At least the evenings final offering, “Bolero,” has never pretended to be anything profound. Perhaps if I were sitting in the famed Paris Opera House, probably the most sumptuous theatre ever conceived, with a troupe of very talented dancers from Ida Rubinstein’s ballet troupe (such was the premier in 1928) I could begin to get into the thing; or perhaps if it were a bona fide Pops Concert. But Ravel himself probably best described the piece when he wrote that it consisted, “wholly of orchestral tissue without music…with no contrasts…and practically no invention, and that it was up to listeners to take it or leave it.” I think we should leave it; for I would rather dwell on Nelsons’ prodigious musicianship with something a little more pregnant.

The Sunday afternoon concert was another episode of Tanglewood’s concession to the considerably larger attendance for Boston Pops Concerts by scheduling the Pops on a Sunday afternoon, historically, along with Friday and Saturday evening, the domain of the BSO alone. For my part, as much as I enjoy the best of American Pop music of the 1930s and 40s, and the great Broadway tradition reaching through the 50s, when I go to the symphony I tend to want to hear the real thing. But it is undeniable that as Broadway pit orchestras have been reduced in size, and there is a dearth of live presentations of these tunes with large ensembles, there is a popular need for such presentations. As unsuitable a place for the Pops is as the Shed at Tanglewood, the crowds keep coming in droves: Broadway take note.

Jason Alexander with the Boston Pops and Keith Lockhart.
Jason Alexander with the Boston Pops and Keith Lockhart.

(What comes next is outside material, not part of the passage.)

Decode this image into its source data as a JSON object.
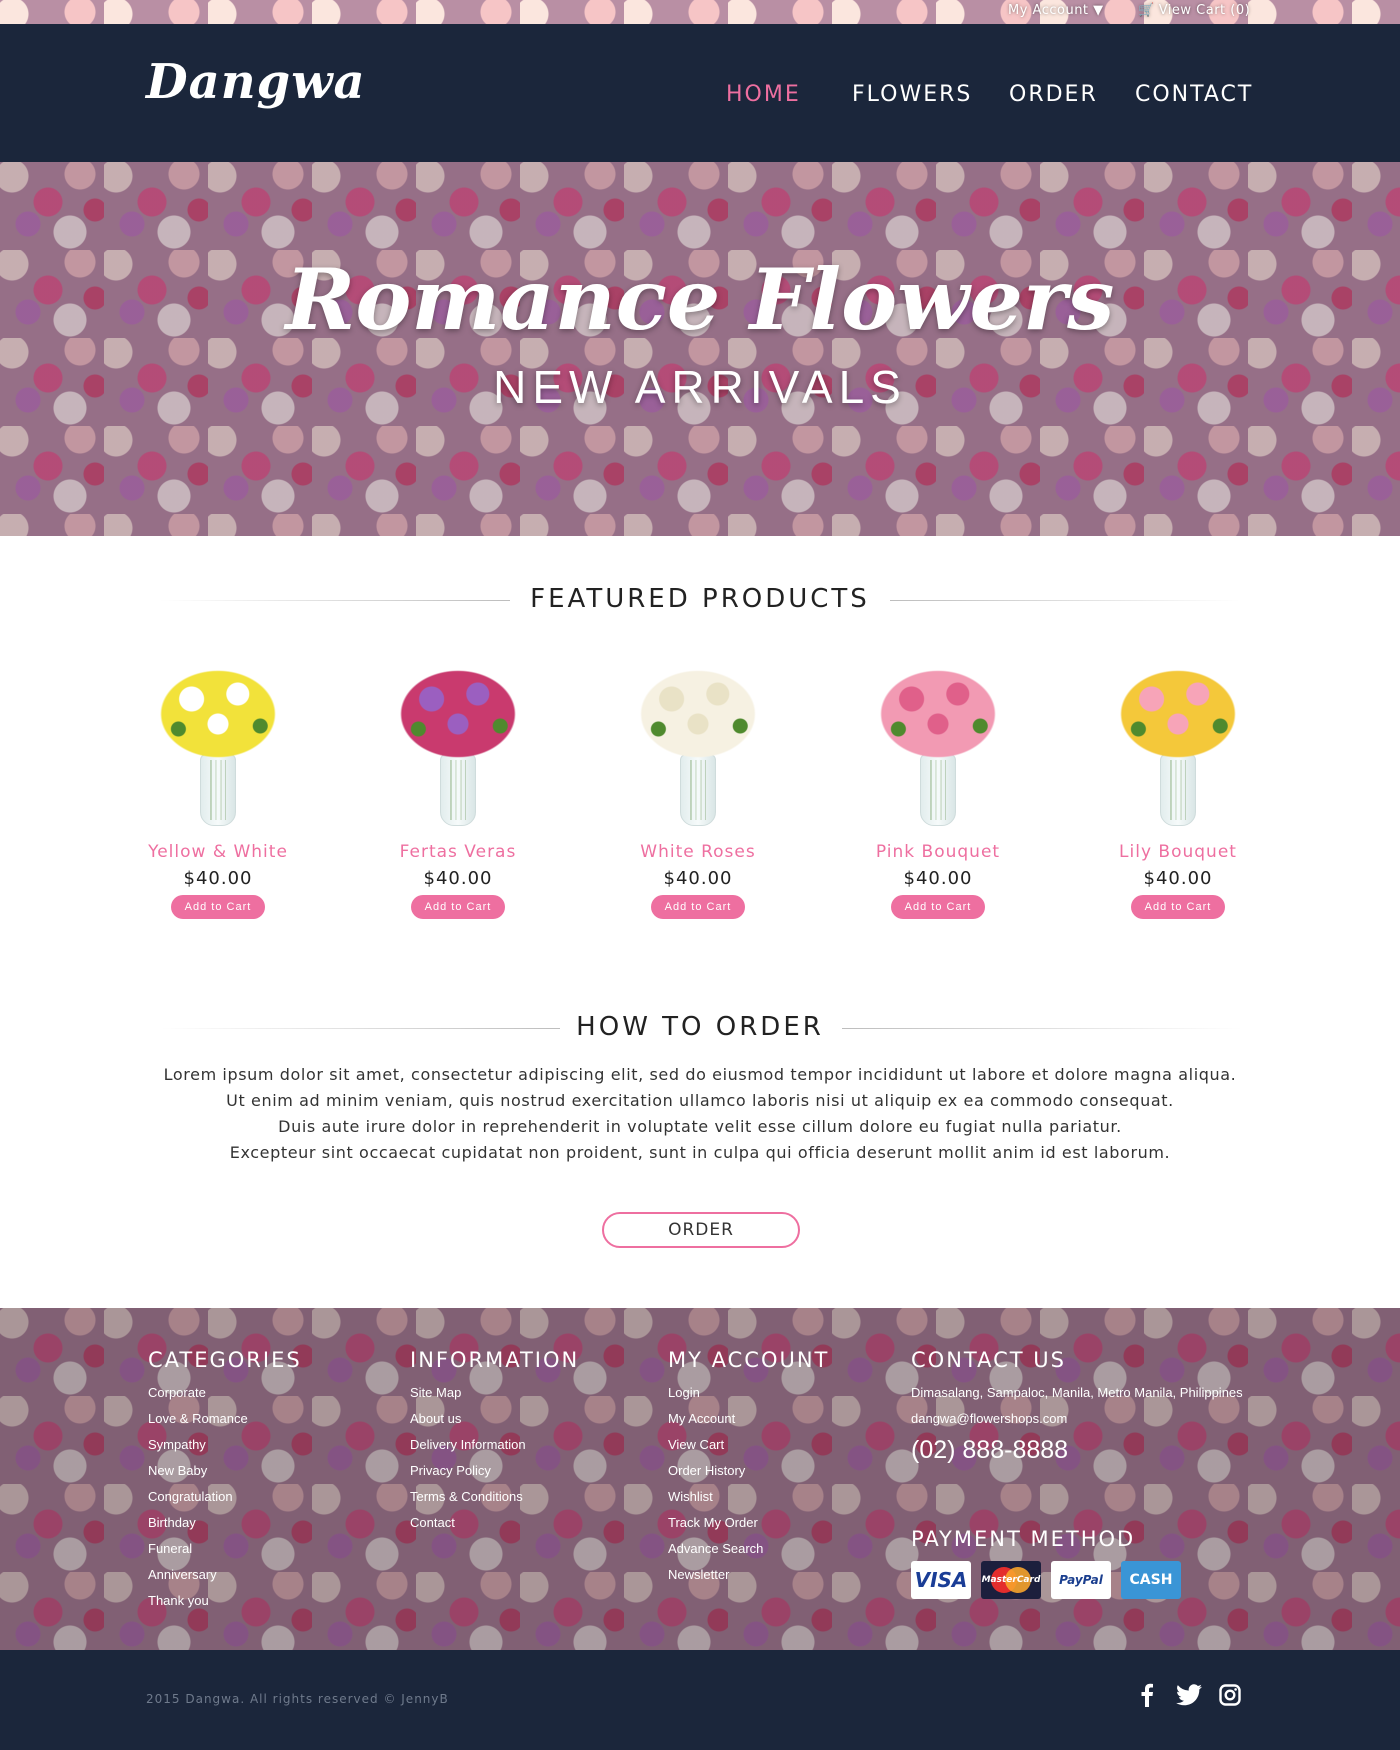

The special guest of the evening was Jason Alexander, best known for his role on Seinfeld, but who began as a Broadway leading man and singer, for which he won a Tony Award (Jerome Robbins’ “Broadway”) and continues to appear in Theatre regularly in Los Angeles, where he runs his own theatre company. Alexander can sing, therefore; but it is probably the comedic — chatter interspersed throughout — which was most pleasing.